This lecture offers an overview of contemporary epistemology and introduces the basics of philosophical logic (propositional and predicate logic). At the same time, it introduces non-philosophy students to philosophy in the sense of working on conceptual problems, questions, and arguments. Students of all disciplines will profit from the introduction to conceptual thinking and logic.
The lecture is structured around problems encountered in thinking about knowledge, loosely based on Michael Williams’ Problems of Knowledge: A Critical Introduction to Epistemology (Oxford 2001):
The Analytical Problem. What is knowledge and how can we define it? The lecture introduces the so-called “standard analysis of knowledge” as justified true belief (JTB) and the famous counterexamples by E. Gettier. We then discuss the most important contemporary theories of knowledge (internalism, externalism, virtue epistemology, knowledge-first epistemology etc.) with a focus on their core ideas and arguments.
The Problem of Scepticism. Can we know anything at all? How can we know that we do (not)? The lecture outlines the most common sceptical positions and arguments (Agrippa’s trilemma, Cartesian scepticism) as well as the attempts to refute them.
The Problem of Boundaries. What different kinds (know-how, know-that) and sources (perception, testimony, memory) of knowledge are there? How do we explain and distinguish them? We will focus on testimony as a source of knowledge and the resulting recognition of the social aspects of epistemology.

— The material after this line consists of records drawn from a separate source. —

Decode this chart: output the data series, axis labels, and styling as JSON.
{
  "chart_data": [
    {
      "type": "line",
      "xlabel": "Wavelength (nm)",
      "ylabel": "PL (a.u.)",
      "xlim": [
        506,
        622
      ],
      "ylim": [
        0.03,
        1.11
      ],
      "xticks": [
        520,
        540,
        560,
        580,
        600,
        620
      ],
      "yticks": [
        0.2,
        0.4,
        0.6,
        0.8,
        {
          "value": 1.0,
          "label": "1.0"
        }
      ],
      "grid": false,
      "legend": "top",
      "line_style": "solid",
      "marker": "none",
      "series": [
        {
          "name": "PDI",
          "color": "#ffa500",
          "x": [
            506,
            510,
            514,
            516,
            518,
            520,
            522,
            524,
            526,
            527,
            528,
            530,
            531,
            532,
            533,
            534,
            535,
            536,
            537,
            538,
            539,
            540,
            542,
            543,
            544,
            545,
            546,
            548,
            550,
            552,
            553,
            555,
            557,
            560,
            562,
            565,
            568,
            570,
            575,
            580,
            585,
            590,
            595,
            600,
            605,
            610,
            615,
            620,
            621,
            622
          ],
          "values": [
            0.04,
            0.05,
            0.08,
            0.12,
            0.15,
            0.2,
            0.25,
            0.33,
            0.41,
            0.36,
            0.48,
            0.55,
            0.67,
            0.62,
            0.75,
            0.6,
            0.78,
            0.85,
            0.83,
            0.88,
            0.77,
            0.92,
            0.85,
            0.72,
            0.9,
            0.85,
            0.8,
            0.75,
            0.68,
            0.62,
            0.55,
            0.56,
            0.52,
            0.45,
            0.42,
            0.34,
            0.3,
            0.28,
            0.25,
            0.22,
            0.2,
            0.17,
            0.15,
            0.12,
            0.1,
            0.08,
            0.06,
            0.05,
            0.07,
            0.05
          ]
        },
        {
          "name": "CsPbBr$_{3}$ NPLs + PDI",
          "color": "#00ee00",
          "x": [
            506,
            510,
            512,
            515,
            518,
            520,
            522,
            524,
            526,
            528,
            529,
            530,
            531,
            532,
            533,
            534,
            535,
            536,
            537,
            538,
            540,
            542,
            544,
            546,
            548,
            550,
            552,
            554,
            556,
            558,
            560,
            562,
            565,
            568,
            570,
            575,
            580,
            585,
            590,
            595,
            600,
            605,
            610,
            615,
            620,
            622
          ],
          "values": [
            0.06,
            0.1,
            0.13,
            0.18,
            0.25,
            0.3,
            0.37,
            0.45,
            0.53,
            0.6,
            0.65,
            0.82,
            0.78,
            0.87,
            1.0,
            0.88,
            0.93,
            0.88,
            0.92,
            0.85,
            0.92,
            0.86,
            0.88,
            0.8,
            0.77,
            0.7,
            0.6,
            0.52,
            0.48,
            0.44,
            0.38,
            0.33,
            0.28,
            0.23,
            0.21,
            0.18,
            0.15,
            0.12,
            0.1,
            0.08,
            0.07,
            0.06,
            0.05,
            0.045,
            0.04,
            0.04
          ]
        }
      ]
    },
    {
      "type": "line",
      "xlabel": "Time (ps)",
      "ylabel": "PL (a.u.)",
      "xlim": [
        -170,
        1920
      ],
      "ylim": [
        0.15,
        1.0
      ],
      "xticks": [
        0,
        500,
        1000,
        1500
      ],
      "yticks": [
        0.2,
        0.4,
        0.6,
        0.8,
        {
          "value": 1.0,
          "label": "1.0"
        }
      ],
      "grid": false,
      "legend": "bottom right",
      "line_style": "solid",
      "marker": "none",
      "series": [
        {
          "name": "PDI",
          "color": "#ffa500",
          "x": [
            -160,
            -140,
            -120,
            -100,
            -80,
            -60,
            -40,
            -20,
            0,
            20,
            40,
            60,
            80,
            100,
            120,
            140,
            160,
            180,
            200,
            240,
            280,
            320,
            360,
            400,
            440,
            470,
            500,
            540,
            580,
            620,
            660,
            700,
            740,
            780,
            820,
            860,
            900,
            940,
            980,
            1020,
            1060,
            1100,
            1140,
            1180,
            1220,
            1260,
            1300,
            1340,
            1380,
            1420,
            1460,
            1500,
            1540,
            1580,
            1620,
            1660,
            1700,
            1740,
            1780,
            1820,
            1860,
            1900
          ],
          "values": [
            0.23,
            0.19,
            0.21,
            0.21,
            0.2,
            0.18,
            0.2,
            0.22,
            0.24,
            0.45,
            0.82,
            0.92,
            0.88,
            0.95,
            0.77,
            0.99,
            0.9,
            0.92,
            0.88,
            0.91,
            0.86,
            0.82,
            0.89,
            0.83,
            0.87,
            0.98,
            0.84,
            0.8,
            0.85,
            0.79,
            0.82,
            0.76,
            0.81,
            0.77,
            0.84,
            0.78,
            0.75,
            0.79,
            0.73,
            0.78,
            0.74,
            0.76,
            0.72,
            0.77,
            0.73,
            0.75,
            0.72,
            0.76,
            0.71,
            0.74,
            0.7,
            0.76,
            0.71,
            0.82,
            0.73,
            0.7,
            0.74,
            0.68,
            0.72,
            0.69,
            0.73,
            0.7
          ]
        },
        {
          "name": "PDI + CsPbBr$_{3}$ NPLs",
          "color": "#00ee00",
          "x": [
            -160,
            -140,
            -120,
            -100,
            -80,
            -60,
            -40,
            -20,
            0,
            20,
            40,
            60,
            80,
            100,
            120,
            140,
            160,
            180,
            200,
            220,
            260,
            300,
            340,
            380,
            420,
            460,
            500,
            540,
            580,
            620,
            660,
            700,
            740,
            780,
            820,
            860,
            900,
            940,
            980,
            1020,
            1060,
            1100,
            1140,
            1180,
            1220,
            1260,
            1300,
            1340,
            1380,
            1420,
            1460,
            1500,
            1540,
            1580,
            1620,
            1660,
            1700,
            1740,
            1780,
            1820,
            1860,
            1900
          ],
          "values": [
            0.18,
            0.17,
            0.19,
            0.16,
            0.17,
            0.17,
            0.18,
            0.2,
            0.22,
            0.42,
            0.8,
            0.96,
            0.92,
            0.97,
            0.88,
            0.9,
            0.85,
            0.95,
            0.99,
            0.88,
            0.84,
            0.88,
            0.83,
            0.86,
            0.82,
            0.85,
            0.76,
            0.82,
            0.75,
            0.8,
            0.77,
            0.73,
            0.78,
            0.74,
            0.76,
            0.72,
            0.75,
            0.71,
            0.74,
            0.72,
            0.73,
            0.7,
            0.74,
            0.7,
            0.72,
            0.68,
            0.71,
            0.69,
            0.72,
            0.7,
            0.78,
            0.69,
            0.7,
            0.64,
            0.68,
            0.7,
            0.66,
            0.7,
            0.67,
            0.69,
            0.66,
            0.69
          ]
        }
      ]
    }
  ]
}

The Problem of Value. Why do we aspire to gain knowledge? Why does true belief not suffice? The lecture discusses the intertwinement of values and knowledge by considering contributions from feminist epistemology.
The Problem of Method. How do we gain knowledge? What role do rationality and reason play in epistemology? How should we do epistemology? We will concentrate on the last question and consider different traditions in epistemology.
The core texts in this course are from analytic philosophy (very broadly construed) and have been selected for systematic reasons. While this approach omits many classical authors (Descartes, Hume, Moore etc.), it allows to introduce a more diverse canon in contemporary epistemology and helps students to come to terms with the current literature in epistemology.
- Übungsgruppe: Friday, 10–11 Uhr, KG I 1021
- Übungsgruppe: Friday, 10–11 Uhr, HH9 R 01 020B
- Übungsgruppe: Friday, 11–12 Uhr, KG I 1021
- Übungsgruppe: Friday, 11–12 Uhr, HH9 R 01 020B
Allgemeine Literatur zur Vorbereitung
Alcoff, Linda Martín (Hg.) (1998): Epistemology. The Big Questions. Malden, MA: .
Nagel, Jennifer (2014): Knowledge. A very Short Introduction. Oxford: Oxford University Press.
Williams, Michael (2001): Problems of Knowledge. A Critical Introduction to Epistemology. Oxford: Oxford University Press.
The lecture is a mandatory part of the Core in the module “Theory of Knowledge.” There are no special requirements for taking it.
Examination: Written exam (100%), date tba.
Pass/Fail Examination: To be eligible for the exam, students must either write two response papers to two different texts discussed in the workgroups or give an oral presentation to one of the texts.